Analyzation of the “Cleanmaximizer Teknolojili Yedek Fırça Başlığı” by shingle analyzer

We decided not to use an analyzer and solve the problem in the search query. To do that, we changed our query to wildcard query. This query returns documents that contain terms matching the pattern.

changing product search query

When you type “yed fır”, it matches with ‘yedek fırça’ which is included in the product name. We don’t use an analyzer, so we saved gigabytes of data and improved our search performance!

The moment of index & search query change

Improving order status filter using Mapping & Query Change

Another improvement besides product search is the status filter of orders. Customers can filter their orders by the statuses of the orders like “shipping orders, cancels”.

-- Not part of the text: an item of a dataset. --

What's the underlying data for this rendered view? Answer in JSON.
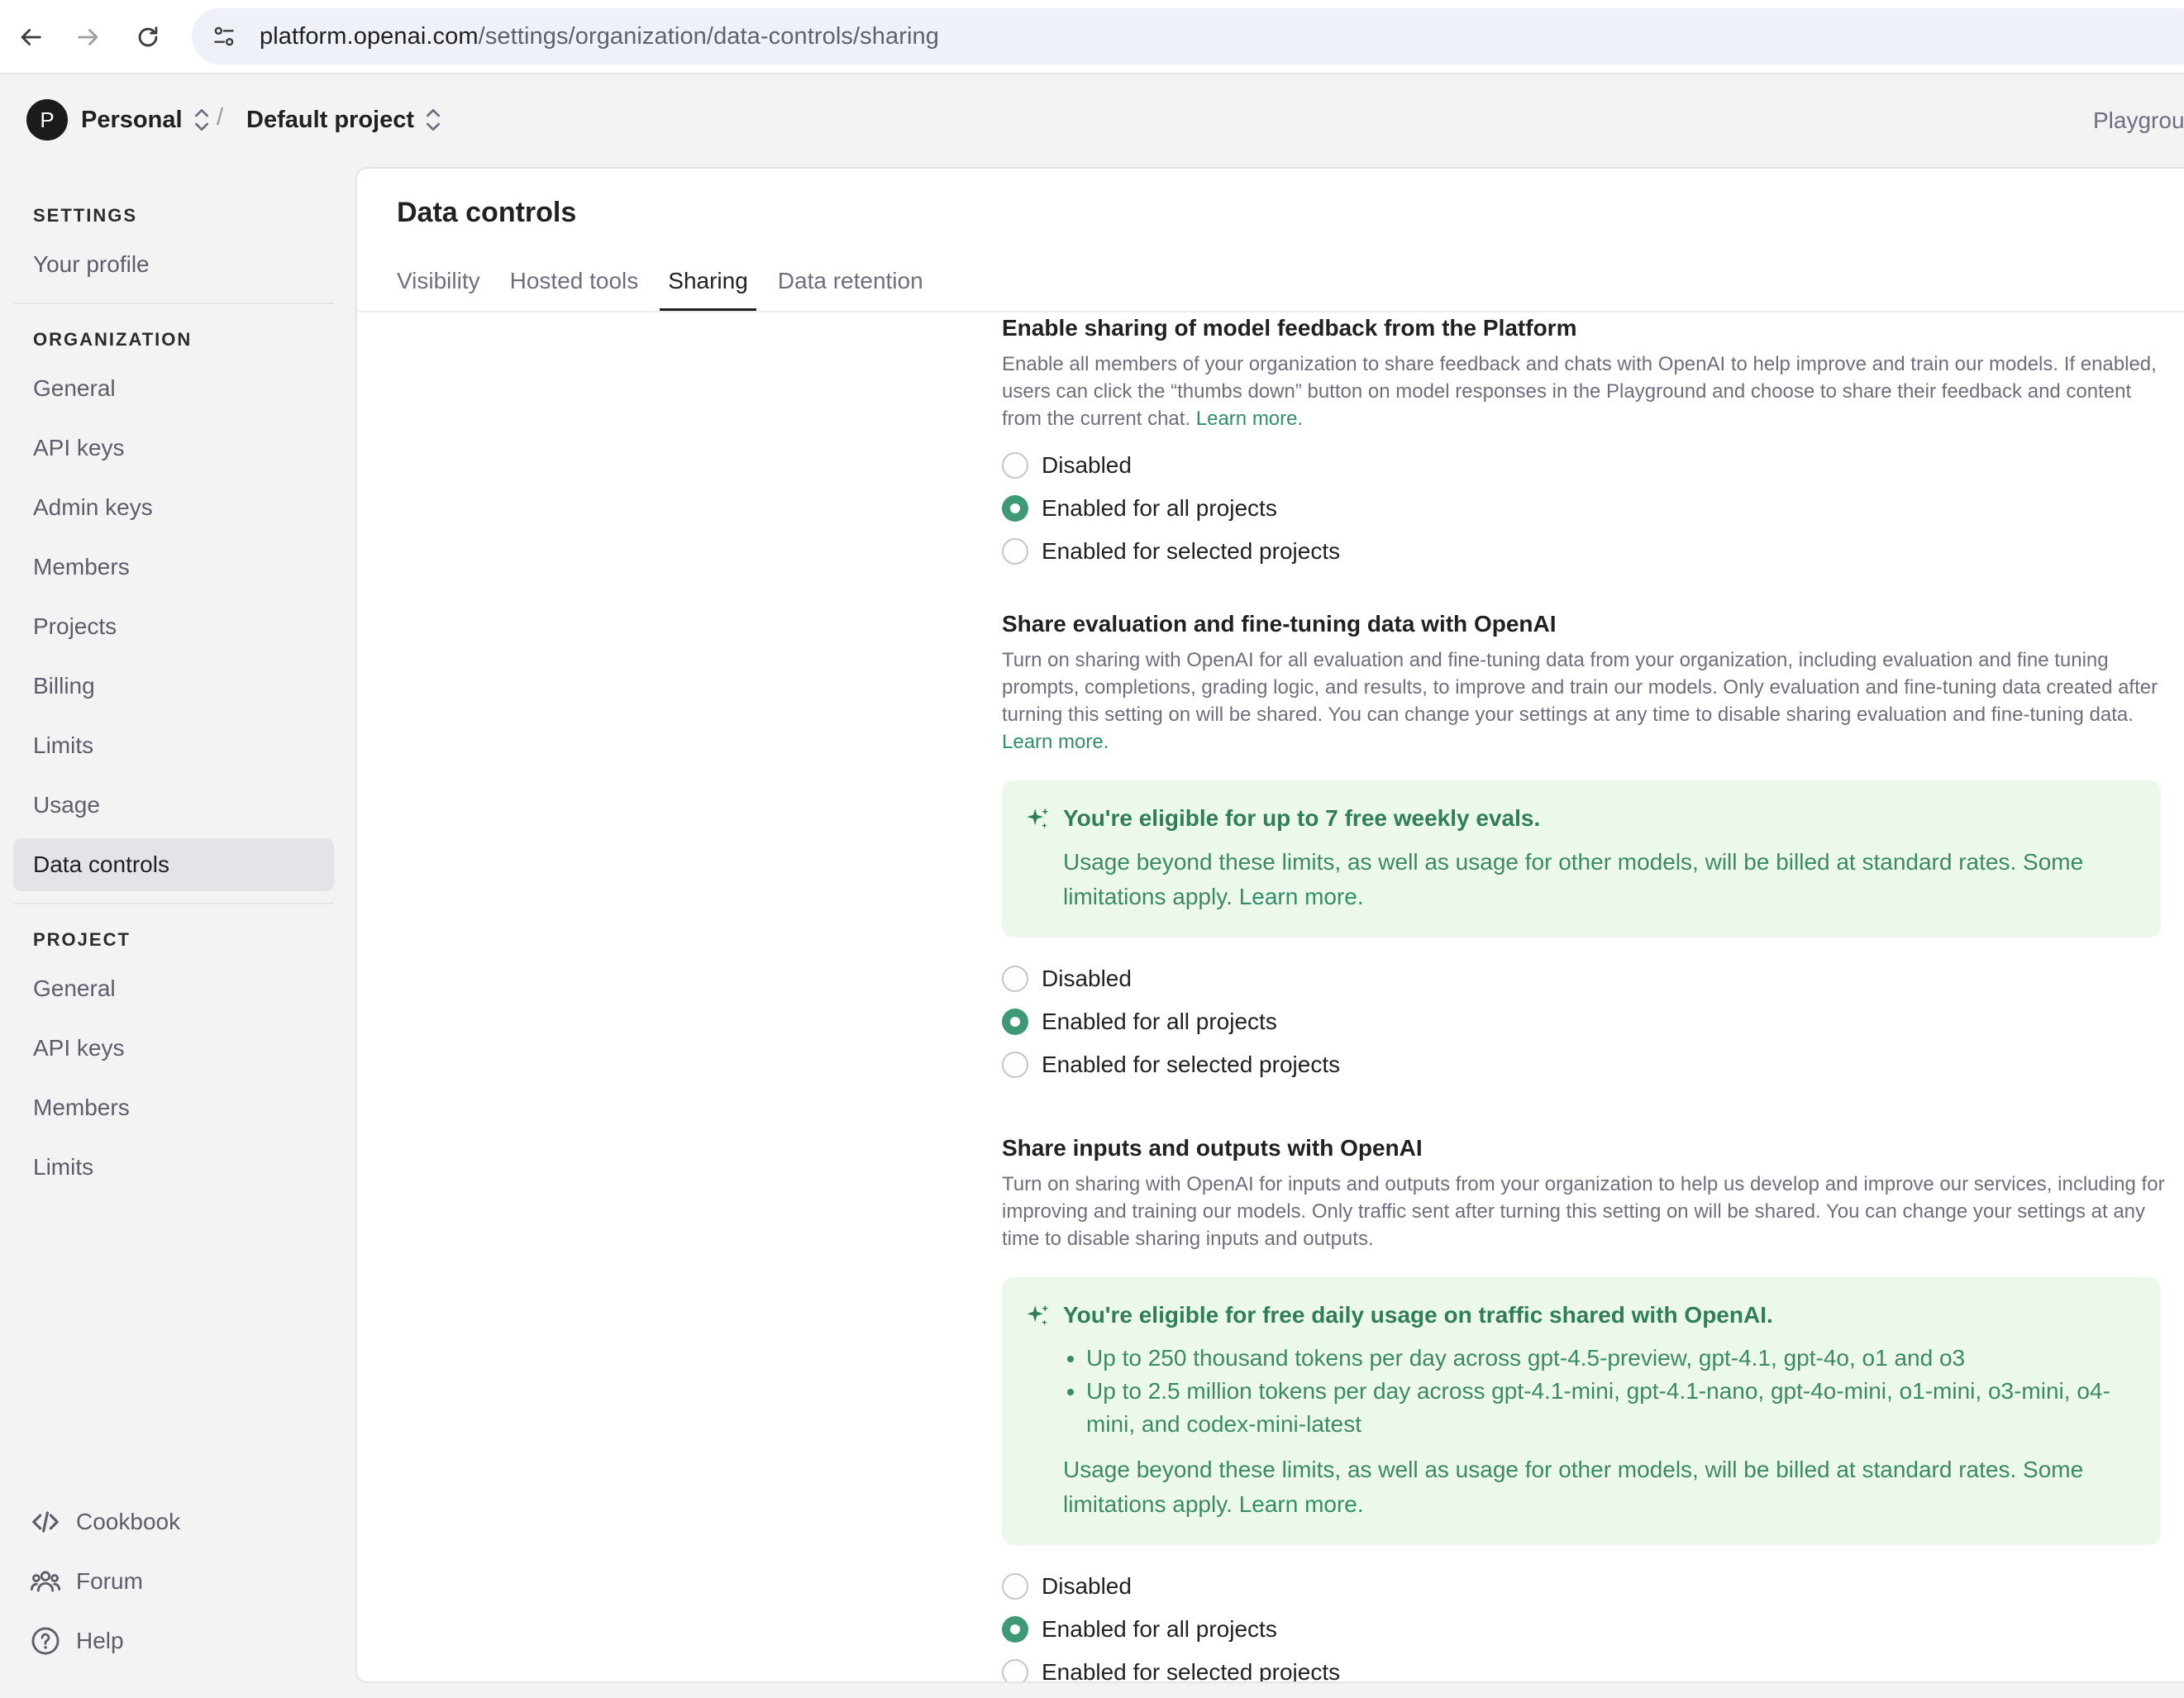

We keep fields such as customerId, packet status to filter orders by status. Here we have seen 2 improvements to filtering that we can implement.

  • First, we learned that we need to query the filter context instead of the query context for the fields whose answer is yes/no and which do not need to calculate the score. In Elasticsearch, queries run in 2 contexts, Filter Context and Query Context. We can improve performance by running queries in the filter context that do not require score calculation. In addition, by default, queries made in the filter context are cached for performance. For a more detailed explanation, official documentation.
changing query from query context to filter context

Secondly, we learned that it is better for performance to use only the fields we will filter as ‘keyword’ instead of ‘text’. Text fields are analyzed before it is stored in the inverted index. If you do not search the field, we do not need to analyze so changing it to ‘keyword’ improves performance.

changing mapping
filter orders by status endpoint change

After changing query and mapping, status endpoint response time was reduced by about %40.

final Elasticsearch latency

Conclusion

Just like great guitarist George Harrison said: “with every mistake, we must surely be learning!”, We learned from our mistakes and improved Elasticsearch queries by iterations. As data grows, the more problems we may encounter. We know that it will not be the last improvement. Hope our experience has been useful for you.